Patibanda-Sanchez, who has spent much of the last year attending legal and industry conferences around the country to discuss the benefits of incorporating in Delaware, called out those flawed criticisms in her comments.
“Conjecture, misinformation, and exaggeration must never be part of any discussion regarding the franchise,” she said. “The impact those types of statements have can ripple far beyond this room.”
Newly created corporations or those moving to Delaware do not create the same headlines, but the new data showed the number of those largest entities grew by more than 24,000 last year. They will contribute an additional $13.6 million over the prior fiscal year, or an increase of about 1%.
Officials seek more insights
A slight decrease in the percentage of initial public offerings (IPOs), or companies listing on the stock market for the first time, choosing to incorporate in Delaware last year raised some questions from DEFAC members.
Patibanda-Sanchez replied that the Division of Corporations was watching those numbers and meeting with advisory law firms to discuss the state franchise. However, she noted that the vast majority of IPOs that did not come to Delaware ended up incorporating internationally, particularly in Caribbean countries, rather than other U.S. states.
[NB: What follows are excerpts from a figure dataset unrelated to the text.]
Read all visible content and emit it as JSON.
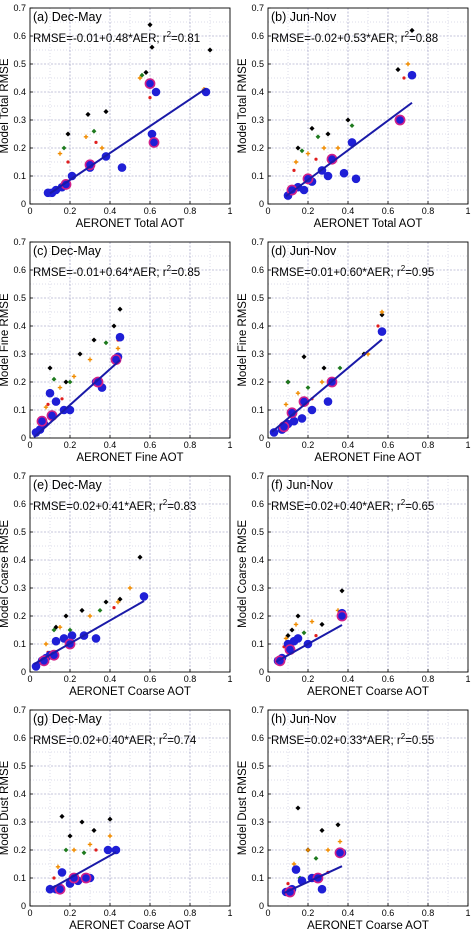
{
  "colors": {
    "regression_line": "#1a1aa8",
    "marker_blue": "#1f1fd6",
    "marker_ring": "#d0208a",
    "marker_black": "#000000",
    "marker_orange": "#f08c00",
    "marker_green": "#1e7a1e",
    "marker_red": "#e01e1e",
    "grid": "#8080b0"
  },
  "chart_data": [
    {
      "type": "scatter",
      "label": "(a) Dec-May",
      "equation": "RMSE=-0.01+0.48*AER; r",
      "r2_text": "=0.81",
      "xlabel": "AERONET Total AOT",
      "ylabel": "Model Total RMSE",
      "xlim": [
        0,
        1
      ],
      "ylim": [
        0,
        0.7
      ],
      "xticks": [
        "0",
        "0.2",
        "0.4",
        "0.6",
        "0.8",
        "1"
      ],
      "yticks": [
        "0",
        "0.1",
        "0.2",
        "0.3",
        "0.4",
        "0.5",
        "0.6",
        "0.7"
      ],
      "fit": {
        "intercept": -0.01,
        "slope": 0.48,
        "x_range": [
          0.1,
          0.88
        ]
      },
      "series": [
        {
          "marker": "blue",
          "x": [
            0.09,
            0.11,
            0.13,
            0.16,
            0.18,
            0.21,
            0.3,
            0.38,
            0.46,
            0.61,
            0.63,
            0.88
          ],
          "y": [
            0.04,
            0.04,
            0.05,
            0.06,
            0.07,
            0.1,
            0.13,
            0.17,
            0.13,
            0.25,
            0.4,
            0.4
          ]
        },
        {
          "marker": "ring",
          "x": [
            0.18,
            0.3,
            0.6,
            0.62
          ],
          "y": [
            0.07,
            0.14,
            0.43,
            0.22
          ]
        },
        {
          "marker": "black",
          "x": [
            0.19,
            0.29,
            0.38,
            0.58,
            0.6,
            0.61,
            0.9
          ],
          "y": [
            0.25,
            0.32,
            0.33,
            0.47,
            0.64,
            0.56,
            0.55
          ]
        },
        {
          "marker": "orange",
          "x": [
            0.15,
            0.28,
            0.36,
            0.55,
            0.87
          ],
          "y": [
            0.18,
            0.24,
            0.2,
            0.45,
            0.41
          ]
        },
        {
          "marker": "green",
          "x": [
            0.17,
            0.32,
            0.56
          ],
          "y": [
            0.2,
            0.26,
            0.46
          ]
        },
        {
          "marker": "red",
          "x": [
            0.19,
            0.33,
            0.6
          ],
          "y": [
            0.15,
            0.22,
            0.38
          ]
        }
      ]
    },
    {
      "type": "scatter",
      "label": "(b) Jun-Nov",
      "equation": "RMSE=-0.02+0.53*AER; r",
      "r2_text": "=0.88",
      "xlabel": "AERONET Total AOT",
      "ylabel": "Model Total RMSE",
      "xlim": [
        0,
        1
      ],
      "ylim": [
        0,
        0.7
      ],
      "xticks": [
        "0",
        "0.2",
        "0.4",
        "0.6",
        "0.8",
        "1"
      ],
      "yticks": [
        "0",
        "0.1",
        "0.2",
        "0.3",
        "0.4",
        "0.5",
        "0.6",
        "0.7"
      ],
      "fit": {
        "intercept": -0.02,
        "slope": 0.53,
        "x_range": [
          0.09,
          0.72
        ]
      },
      "series": [
        {
          "marker": "blue",
          "x": [
            0.1,
            0.15,
            0.18,
            0.22,
            0.27,
            0.3,
            0.38,
            0.42,
            0.44,
            0.66,
            0.72
          ],
          "y": [
            0.03,
            0.06,
            0.05,
            0.08,
            0.12,
            0.1,
            0.11,
            0.22,
            0.09,
            0.3,
            0.46
          ]
        },
        {
          "marker": "ring",
          "x": [
            0.12,
            0.2,
            0.32,
            0.66
          ],
          "y": [
            0.05,
            0.09,
            0.16,
            0.3
          ]
        },
        {
          "marker": "black",
          "x": [
            0.15,
            0.22,
            0.3,
            0.4,
            0.65,
            0.72
          ],
          "y": [
            0.2,
            0.27,
            0.25,
            0.3,
            0.48,
            0.62
          ]
        },
        {
          "marker": "orange",
          "x": [
            0.14,
            0.2,
            0.28,
            0.35,
            0.7
          ],
          "y": [
            0.15,
            0.18,
            0.2,
            0.2,
            0.5
          ]
        },
        {
          "marker": "green",
          "x": [
            0.17,
            0.25,
            0.42
          ],
          "y": [
            0.19,
            0.24,
            0.28
          ]
        },
        {
          "marker": "red",
          "x": [
            0.13,
            0.24,
            0.68
          ],
          "y": [
            0.12,
            0.16,
            0.45
          ]
        }
      ]
    },
    {
      "type": "scatter",
      "label": "(c) Dec-May",
      "equation": "RMSE=-0.01+0.64*AER; r",
      "r2_text": "=0.85",
      "xlabel": "AERONET Fine AOT",
      "ylabel": "Model Fine RMSE",
      "xlim": [
        0,
        1
      ],
      "ylim": [
        0,
        0.7
      ],
      "xticks": [
        "0",
        "0.2",
        "0.4",
        "0.6",
        "0.8",
        "1"
      ],
      "yticks": [
        "0",
        "0.1",
        "0.2",
        "0.3",
        "0.4",
        "0.5",
        "0.6",
        "0.7"
      ],
      "fit": {
        "intercept": -0.01,
        "slope": 0.64,
        "x_range": [
          0.02,
          0.45
        ]
      },
      "series": [
        {
          "marker": "blue",
          "x": [
            0.03,
            0.05,
            0.07,
            0.1,
            0.13,
            0.17,
            0.2,
            0.33,
            0.36,
            0.44,
            0.45
          ],
          "y": [
            0.02,
            0.03,
            0.05,
            0.16,
            0.13,
            0.1,
            0.1,
            0.2,
            0.18,
            0.29,
            0.36
          ]
        },
        {
          "marker": "ring",
          "x": [
            0.06,
            0.11,
            0.34,
            0.43
          ],
          "y": [
            0.06,
            0.08,
            0.2,
            0.28
          ]
        },
        {
          "marker": "black",
          "x": [
            0.1,
            0.18,
            0.25,
            0.32,
            0.42,
            0.45
          ],
          "y": [
            0.25,
            0.2,
            0.3,
            0.35,
            0.4,
            0.46
          ]
        },
        {
          "marker": "orange",
          "x": [
            0.08,
            0.15,
            0.22,
            0.3,
            0.44
          ],
          "y": [
            0.11,
            0.18,
            0.22,
            0.28,
            0.32
          ]
        },
        {
          "marker": "green",
          "x": [
            0.12,
            0.2,
            0.38
          ],
          "y": [
            0.21,
            0.2,
            0.34
          ]
        },
        {
          "marker": "red",
          "x": [
            0.09,
            0.16,
            0.44
          ],
          "y": [
            0.12,
            0.14,
            0.35
          ]
        }
      ]
    },
    {
      "type": "scatter",
      "label": "(d) Jun-Nov",
      "equation": "RMSE=0.01+0.60*AER; r",
      "r2_text": "=0.95",
      "xlabel": "AERONET Fine AOT",
      "ylabel": "Model Fine RMSE",
      "xlim": [
        0,
        1
      ],
      "ylim": [
        0,
        0.7
      ],
      "xticks": [
        "0",
        "0.2",
        "0.4",
        "0.6",
        "0.8",
        "1"
      ],
      "yticks": [
        "0",
        "0.1",
        "0.2",
        "0.3",
        "0.4",
        "0.5",
        "0.6",
        "0.7"
      ],
      "fit": {
        "intercept": 0.01,
        "slope": 0.6,
        "x_range": [
          0.02,
          0.57
        ]
      },
      "series": [
        {
          "marker": "blue",
          "x": [
            0.03,
            0.07,
            0.1,
            0.13,
            0.17,
            0.22,
            0.3,
            0.57
          ],
          "y": [
            0.02,
            0.03,
            0.05,
            0.06,
            0.07,
            0.1,
            0.13,
            0.38
          ]
        },
        {
          "marker": "ring",
          "x": [
            0.08,
            0.12,
            0.18,
            0.32
          ],
          "y": [
            0.04,
            0.09,
            0.13,
            0.2
          ]
        },
        {
          "marker": "black",
          "x": [
            0.1,
            0.18,
            0.28,
            0.48,
            0.57
          ],
          "y": [
            0.2,
            0.29,
            0.25,
            0.3,
            0.44
          ]
        },
        {
          "marker": "orange",
          "x": [
            0.09,
            0.15,
            0.27,
            0.5,
            0.57
          ],
          "y": [
            0.12,
            0.16,
            0.2,
            0.3,
            0.45
          ]
        },
        {
          "marker": "green",
          "x": [
            0.1,
            0.2,
            0.36
          ],
          "y": [
            0.2,
            0.18,
            0.25
          ]
        },
        {
          "marker": "red",
          "x": [
            0.11,
            0.22,
            0.55
          ],
          "y": [
            0.08,
            0.14,
            0.4
          ]
        }
      ]
    },
    {
      "type": "scatter",
      "label": "(e) Dec-May",
      "equation": "RMSE=0.02+0.41*AER; r",
      "r2_text": "=0.83",
      "xlabel": "AERONET Coarse AOT",
      "ylabel": "Model Coarse RMSE",
      "xlim": [
        0,
        1
      ],
      "ylim": [
        0,
        0.7
      ],
      "xticks": [
        "0",
        "0.2",
        "0.4",
        "0.6",
        "0.8",
        "1"
      ],
      "yticks": [
        "0",
        "0.1",
        "0.2",
        "0.3",
        "0.4",
        "0.5",
        "0.6",
        "0.7"
      ],
      "fit": {
        "intercept": 0.02,
        "slope": 0.41,
        "x_range": [
          0.02,
          0.57
        ]
      },
      "series": [
        {
          "marker": "blue",
          "x": [
            0.03,
            0.06,
            0.08,
            0.1,
            0.13,
            0.17,
            0.21,
            0.27,
            0.33,
            0.57
          ],
          "y": [
            0.02,
            0.04,
            0.05,
            0.06,
            0.11,
            0.12,
            0.13,
            0.13,
            0.12,
            0.27
          ]
        },
        {
          "marker": "ring",
          "x": [
            0.07,
            0.12,
            0.2
          ],
          "y": [
            0.04,
            0.06,
            0.1
          ]
        },
        {
          "marker": "black",
          "x": [
            0.13,
            0.18,
            0.26,
            0.38,
            0.45,
            0.55
          ],
          "y": [
            0.16,
            0.2,
            0.22,
            0.25,
            0.26,
            0.41
          ]
        },
        {
          "marker": "orange",
          "x": [
            0.08,
            0.15,
            0.22,
            0.3,
            0.44,
            0.5
          ],
          "y": [
            0.1,
            0.16,
            0.13,
            0.2,
            0.25,
            0.3
          ]
        },
        {
          "marker": "green",
          "x": [
            0.12,
            0.2,
            0.35
          ],
          "y": [
            0.15,
            0.15,
            0.22
          ]
        },
        {
          "marker": "red",
          "x": [
            0.09,
            0.16,
            0.42
          ],
          "y": [
            0.07,
            0.12,
            0.23
          ]
        }
      ]
    },
    {
      "type": "scatter",
      "label": "(f) Jun-Nov",
      "equation": "RMSE=0.02+0.40*AER; r",
      "r2_text": "=0.65",
      "xlabel": "AERONET Coarse AOT",
      "ylabel": "Model Coarse RMSE",
      "xlim": [
        0,
        1
      ],
      "ylim": [
        0,
        0.7
      ],
      "xticks": [
        "0",
        "0.2",
        "0.4",
        "0.6",
        "0.8",
        "1"
      ],
      "yticks": [
        "0",
        "0.1",
        "0.2",
        "0.3",
        "0.4",
        "0.5",
        "0.6",
        "0.7"
      ],
      "fit": {
        "intercept": 0.02,
        "slope": 0.4,
        "x_range": [
          0.04,
          0.37
        ]
      },
      "series": [
        {
          "marker": "blue",
          "x": [
            0.05,
            0.07,
            0.1,
            0.13,
            0.15,
            0.2,
            0.37
          ],
          "y": [
            0.04,
            0.05,
            0.1,
            0.11,
            0.12,
            0.1,
            0.21
          ]
        },
        {
          "marker": "ring",
          "x": [
            0.06,
            0.11,
            0.37
          ],
          "y": [
            0.04,
            0.08,
            0.2
          ]
        },
        {
          "marker": "black",
          "x": [
            0.1,
            0.12,
            0.15,
            0.27,
            0.37
          ],
          "y": [
            0.13,
            0.15,
            0.2,
            0.17,
            0.29
          ]
        },
        {
          "marker": "orange",
          "x": [
            0.09,
            0.14,
            0.22,
            0.35
          ],
          "y": [
            0.12,
            0.17,
            0.18,
            0.22
          ]
        },
        {
          "marker": "green",
          "x": [
            0.12,
            0.18
          ],
          "y": [
            0.1,
            0.14
          ]
        },
        {
          "marker": "red",
          "x": [
            0.08,
            0.24
          ],
          "y": [
            0.09,
            0.13
          ]
        }
      ]
    },
    {
      "type": "scatter",
      "label": "(g) Dec-May",
      "equation": "RMSE=0.02+0.40*AER; r",
      "r2_text": "=0.74",
      "xlabel": "AERONET Coarse AOT",
      "ylabel": "Model Dust RMSE",
      "xlim": [
        0,
        1
      ],
      "ylim": [
        0,
        0.7
      ],
      "xticks": [
        "0",
        "0.2",
        "0.4",
        "0.6",
        "0.8",
        "1"
      ],
      "yticks": [
        "0",
        "0.1",
        "0.2",
        "0.3",
        "0.4",
        "0.5",
        "0.6",
        "0.7"
      ],
      "fit": {
        "intercept": 0.02,
        "slope": 0.4,
        "x_range": [
          0.1,
          0.43
        ]
      },
      "series": [
        {
          "marker": "blue",
          "x": [
            0.1,
            0.13,
            0.16,
            0.2,
            0.24,
            0.3,
            0.39,
            0.43
          ],
          "y": [
            0.06,
            0.06,
            0.12,
            0.08,
            0.09,
            0.1,
            0.2,
            0.2
          ]
        },
        {
          "marker": "ring",
          "x": [
            0.15,
            0.22,
            0.28
          ],
          "y": [
            0.06,
            0.1,
            0.1
          ]
        },
        {
          "marker": "black",
          "x": [
            0.16,
            0.2,
            0.26,
            0.32,
            0.4
          ],
          "y": [
            0.32,
            0.25,
            0.3,
            0.27,
            0.31
          ]
        },
        {
          "marker": "orange",
          "x": [
            0.14,
            0.22,
            0.3,
            0.4
          ],
          "y": [
            0.14,
            0.2,
            0.22,
            0.25
          ]
        },
        {
          "marker": "green",
          "x": [
            0.18,
            0.27
          ],
          "y": [
            0.2,
            0.19
          ]
        },
        {
          "marker": "red",
          "x": [
            0.12,
            0.33
          ],
          "y": [
            0.1,
            0.2
          ]
        }
      ]
    },
    {
      "type": "scatter",
      "label": "(h) Jun-Nov",
      "equation": "RMSE=0.02+0.33*AER; r",
      "r2_text": "=0.55",
      "xlabel": "AERONET Coarse AOT",
      "ylabel": "Model Dust RMSE",
      "xlim": [
        0,
        1
      ],
      "ylim": [
        0,
        0.7
      ],
      "xticks": [
        "0",
        "0.2",
        "0.4",
        "0.6",
        "0.8",
        "1"
      ],
      "yticks": [
        "0",
        "0.1",
        "0.2",
        "0.3",
        "0.4",
        "0.5",
        "0.6",
        "0.7"
      ],
      "fit": {
        "intercept": 0.02,
        "slope": 0.33,
        "x_range": [
          0.08,
          0.37
        ]
      },
      "series": [
        {
          "marker": "blue",
          "x": [
            0.09,
            0.12,
            0.14,
            0.17,
            0.22,
            0.27,
            0.37
          ],
          "y": [
            0.05,
            0.06,
            0.13,
            0.09,
            0.1,
            0.06,
            0.19
          ]
        },
        {
          "marker": "ring",
          "x": [
            0.11,
            0.25,
            0.36
          ],
          "y": [
            0.05,
            0.1,
            0.19
          ]
        },
        {
          "marker": "black",
          "x": [
            0.15,
            0.2,
            0.27,
            0.35
          ],
          "y": [
            0.35,
            0.2,
            0.27,
            0.29
          ]
        },
        {
          "marker": "orange",
          "x": [
            0.13,
            0.2,
            0.3,
            0.36
          ],
          "y": [
            0.15,
            0.2,
            0.2,
            0.23
          ]
        },
        {
          "marker": "green",
          "x": [
            0.16,
            0.24
          ],
          "y": [
            0.1,
            0.17
          ]
        },
        {
          "marker": "red",
          "x": [
            0.1,
            0.3
          ],
          "y": [
            0.08,
            0.12
          ]
        }
      ]
    }
  ]
}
“We are still the No. 1 choice for venture capital,” she added. “The forms that venture capital rely upon still require Delaware law.”
The slow rate of growth in the state’s franchise tax – the annual fee that allows corporations to keep their domicile in Delaware and powers the industry’s budget impact – also raised some questions.
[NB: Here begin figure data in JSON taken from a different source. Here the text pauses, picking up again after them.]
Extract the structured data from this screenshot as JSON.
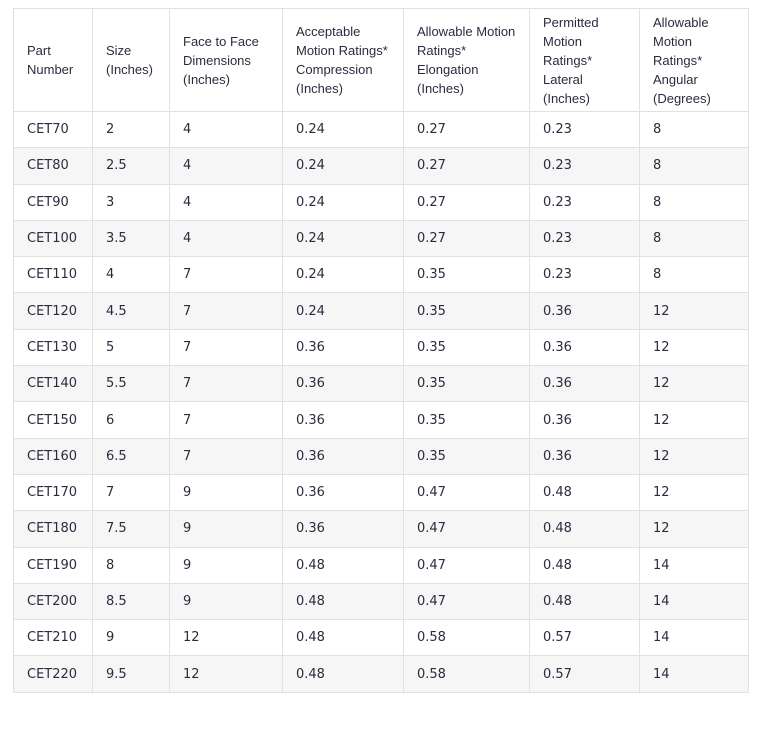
{
  "colors": {
    "text": "#2b2b40",
    "border": "#e1e1e1",
    "row_alt": "#f6f6f6",
    "row_bg": "#ffffff",
    "page_bg": "#ffffff"
  },
  "table": {
    "columns": [
      "Part Number",
      "Size (Inches)",
      "Face to Face Dimensions (Inches)",
      "Acceptable Motion Ratings* Compression (Inches)",
      "Allowable Motion Ratings* Elongation (Inches)",
      "Permitted Motion Ratings* Lateral (Inches)",
      "Allowable Motion Ratings* Angular (Degrees)"
    ],
    "rows": [
      [
        "CET70",
        "2",
        "4",
        "0.24",
        "0.27",
        "0.23",
        "8"
      ],
      [
        "CET80",
        "2.5",
        "4",
        "0.24",
        "0.27",
        "0.23",
        "8"
      ],
      [
        "CET90",
        "3",
        "4",
        "0.24",
        "0.27",
        "0.23",
        "8"
      ],
      [
        "CET100",
        "3.5",
        "4",
        "0.24",
        "0.27",
        "0.23",
        "8"
      ],
      [
        "CET110",
        "4",
        "7",
        "0.24",
        "0.35",
        "0.23",
        "8"
      ],
      [
        "CET120",
        "4.5",
        "7",
        "0.24",
        "0.35",
        "0.36",
        "12"
      ],
      [
        "CET130",
        "5",
        "7",
        "0.36",
        "0.35",
        "0.36",
        "12"
      ],
      [
        "CET140",
        "5.5",
        "7",
        "0.36",
        "0.35",
        "0.36",
        "12"
      ],
      [
        "CET150",
        "6",
        "7",
        "0.36",
        "0.35",
        "0.36",
        "12"
      ],
      [
        "CET160",
        "6.5",
        "7",
        "0.36",
        "0.35",
        "0.36",
        "12"
      ],
      [
        "CET170",
        "7",
        "9",
        "0.36",
        "0.47",
        "0.48",
        "12"
      ],
      [
        "CET180",
        "7.5",
        "9",
        "0.36",
        "0.47",
        "0.48",
        "12"
      ],
      [
        "CET190",
        "8",
        "9",
        "0.48",
        "0.47",
        "0.48",
        "14"
      ],
      [
        "CET200",
        "8.5",
        "9",
        "0.48",
        "0.47",
        "0.48",
        "14"
      ],
      [
        "CET210",
        "9",
        "12",
        "0.48",
        "0.58",
        "0.57",
        "14"
      ],
      [
        "CET220",
        "9.5",
        "12",
        "0.48",
        "0.58",
        "0.57",
        "14"
      ]
    ]
  }
}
Rick Geisenberger, a former Delaware finance secretary who spoke during public comment, said it was “totally unprecedented to have back-to-back, essentially flat revenue growth when domestic equity markets are as strong as they’ve been the last two years.”
“I’m glad this body is asking probing and perhaps even uncomfortable questions, and that the Secretary is studying the drivers,” Geisenberger said. “Those answers are going to be critical in understanding the underlying causes and what the state can and should do on all matters of important public policy considerations, not just with respect to our corporate laws, but also whether it is prudent to increase Delaware’s reliance on a closely related revenue source, unclaimed property.”
Money from unclaimed property – derived from a range of different sources like dormant bank accounts, security deposits, utility refunds, uncashed stock dividends, unspent gift cards, and more – adds nearly $400 million to state coffers annually. But it has been under the microscope, following a loss for one revenue source in a U.S. Supreme Court case in 2023.
On Monday, the DEFAC board also approved the latest projections for the upcoming fiscal year, which added $196 million in funding largely on the back of higher than expected personal income tax returns. That pushes the annual appropriation limit for the state budget that will begin July 1 to $7.3 billion, easing any concerns of revenue declines this year.